Executive Compensation Practices
For a company like SenesTech, executive compensation is likely to be heavily influenced by commercialization milestones, revenue growth, gross margin improvement, cash preservation, and regulatory/operational execution rather than pure earnings growth, since the business remains loss-making. In the Specialty Chemicals industry, pay structures often include base salary, annual cash bonuses, and equity awards tied to product launches, distribution expansion, and liquidity targets, which aligns with SenesTech’s emphasis on expanding Evolve sales and improving manufacturing efficiency. Metrics such as revenue mix shift toward Evolve, gross margin expansion, operating expense control, and cash runway are especially relevant given the company’s continuing net losses and need for financing. Ongoing legal costs, facility transition costs, and the need to maintain Nasdaq compliance may also influence short-term incentive goals and board oversight of pay design.
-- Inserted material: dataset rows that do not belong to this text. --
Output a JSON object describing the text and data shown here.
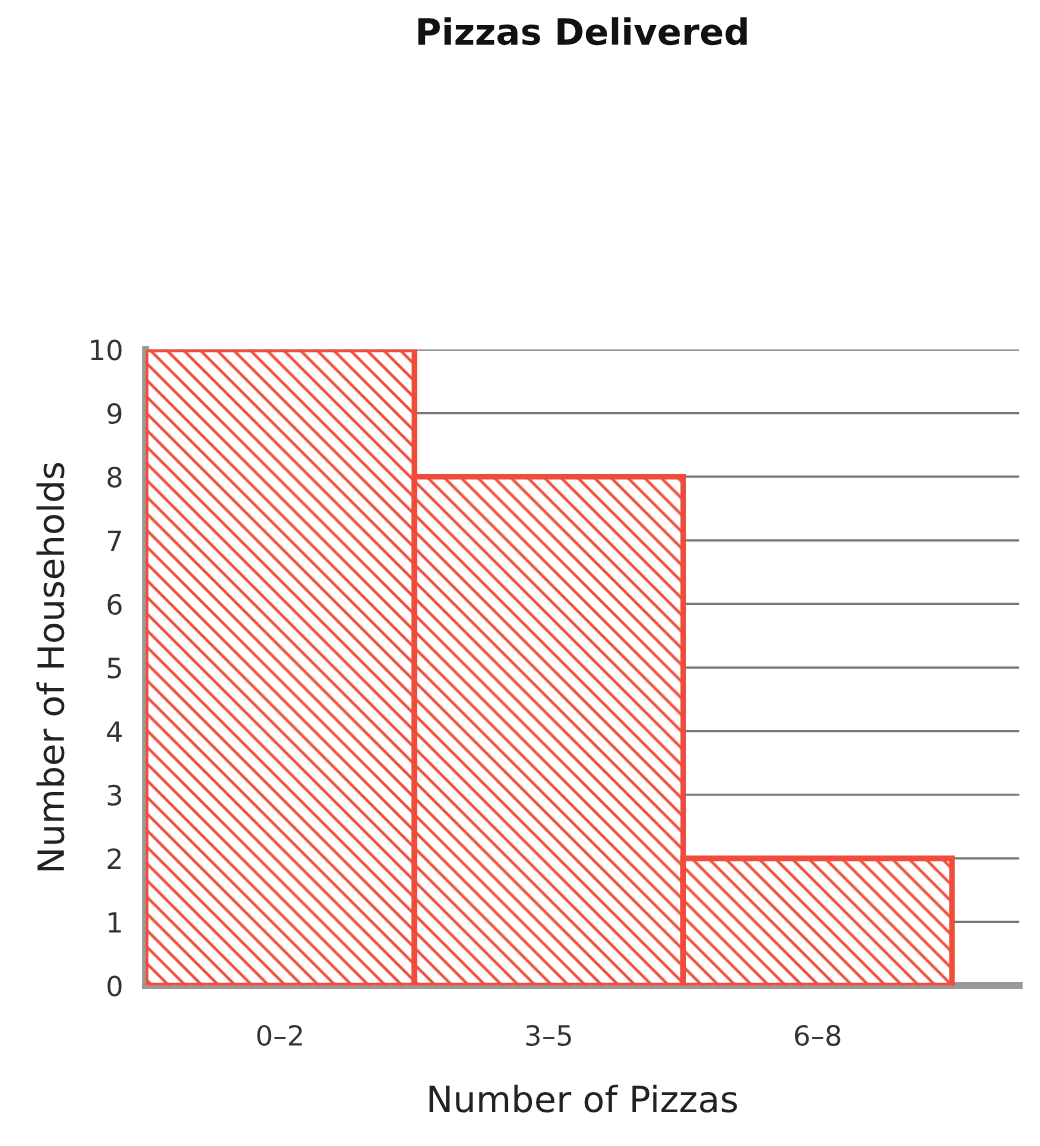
{
  "chart_data": {
    "type": "bar",
    "title": "Pizzas Delivered",
    "xlabel": "Number of Pizzas",
    "ylabel": "Number of Households",
    "categories": [
      "0–2",
      "3–5",
      "6–8"
    ],
    "values": [
      10,
      8,
      2
    ],
    "color": "#ef4c3a",
    "ylim": [
      0,
      10
    ],
    "yticks": [
      0,
      1,
      2,
      3,
      4,
      5,
      6,
      7,
      8,
      9,
      10
    ],
    "grid": "y"
  }
}
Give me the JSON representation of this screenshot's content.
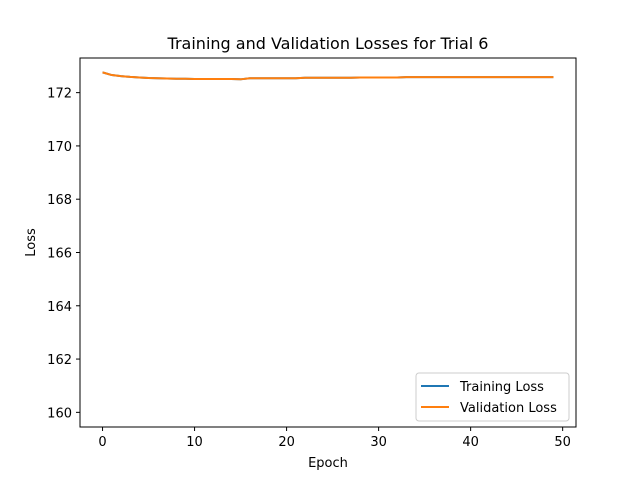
{
  "chart_data": {
    "type": "line",
    "title": "Training and Validation Losses for Trial 6",
    "xlabel": "Epoch",
    "ylabel": "Loss",
    "xlim": [
      -2.45,
      51.45
    ],
    "ylim": [
      159.45,
      173.3
    ],
    "xticks": [
      0,
      10,
      20,
      30,
      40,
      50
    ],
    "yticks": [
      160,
      162,
      164,
      166,
      168,
      170,
      172
    ],
    "grid": false,
    "legend_position": "lower right",
    "series": [
      {
        "name": "Training Loss",
        "color": "#1f77b4",
        "x": [
          0,
          1,
          2,
          3,
          4,
          5,
          6,
          7,
          8,
          9,
          10,
          11,
          12,
          13,
          14,
          15,
          16,
          17,
          18,
          19,
          20,
          21,
          22,
          23,
          24,
          25,
          26,
          27,
          28,
          29,
          30,
          31,
          32,
          33,
          34,
          35,
          36,
          37,
          38,
          39,
          40,
          41,
          42,
          43,
          44,
          45,
          46,
          47,
          48,
          49
        ],
        "values": [
          172.76,
          172.66,
          172.62,
          172.59,
          172.57,
          172.55,
          172.54,
          172.53,
          172.52,
          172.52,
          172.51,
          172.51,
          172.51,
          172.51,
          172.51,
          172.5,
          172.54,
          172.54,
          172.54,
          172.54,
          172.54,
          172.54,
          172.56,
          172.56,
          172.56,
          172.56,
          172.56,
          172.56,
          172.57,
          172.57,
          172.57,
          172.57,
          172.57,
          172.58,
          172.58,
          172.58,
          172.58,
          172.58,
          172.58,
          172.58,
          172.58,
          172.58,
          172.58,
          172.58,
          172.58,
          172.58,
          172.58,
          172.58,
          172.58,
          172.58
        ]
      },
      {
        "name": "Validation Loss",
        "color": "#ff7f0e",
        "x": [
          0,
          1,
          2,
          3,
          4,
          5,
          6,
          7,
          8,
          9,
          10,
          11,
          12,
          13,
          14,
          15,
          16,
          17,
          18,
          19,
          20,
          21,
          22,
          23,
          24,
          25,
          26,
          27,
          28,
          29,
          30,
          31,
          32,
          33,
          34,
          35,
          36,
          37,
          38,
          39,
          40,
          41,
          42,
          43,
          44,
          45,
          46,
          47,
          48,
          49
        ],
        "values": [
          172.76,
          172.66,
          172.62,
          172.59,
          172.57,
          172.55,
          172.54,
          172.53,
          172.52,
          172.52,
          172.51,
          172.51,
          172.51,
          172.51,
          172.51,
          172.5,
          172.54,
          172.54,
          172.54,
          172.54,
          172.54,
          172.54,
          172.56,
          172.56,
          172.56,
          172.56,
          172.56,
          172.56,
          172.57,
          172.57,
          172.57,
          172.57,
          172.57,
          172.58,
          172.58,
          172.58,
          172.58,
          172.58,
          172.58,
          172.58,
          172.58,
          172.58,
          172.58,
          172.58,
          172.58,
          172.58,
          172.58,
          172.58,
          172.58,
          172.58
        ]
      }
    ]
  }
}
Insider Trading Considerations
Insider trading patterns at SenesTech may be especially sensitive to capital raises, warrant exercises, and liquidity events, since recent filings show financing activity was a major source of cash and dilution risk remains a recurring issue. In a small-cap specialty chemicals company with a novel product platform, insiders may trade around perceived inflection points such as new retail or distributor wins, regulatory approvals, manufacturing scale-up, or changes in Evolve adoption, all of which can materially affect future prospects. Because the company is still loss-making and depends on external financing, insider sales can sometimes be interpreted as liquidity-driven or diversification-related, while insider purchases may signal confidence in commercialization progress and cash runway. Regulatory dependence, ongoing legal matters, and product-labeling constraints also increase the likelihood that insiders face tighter trading windows and heightened sensitivity to material nonpublic information.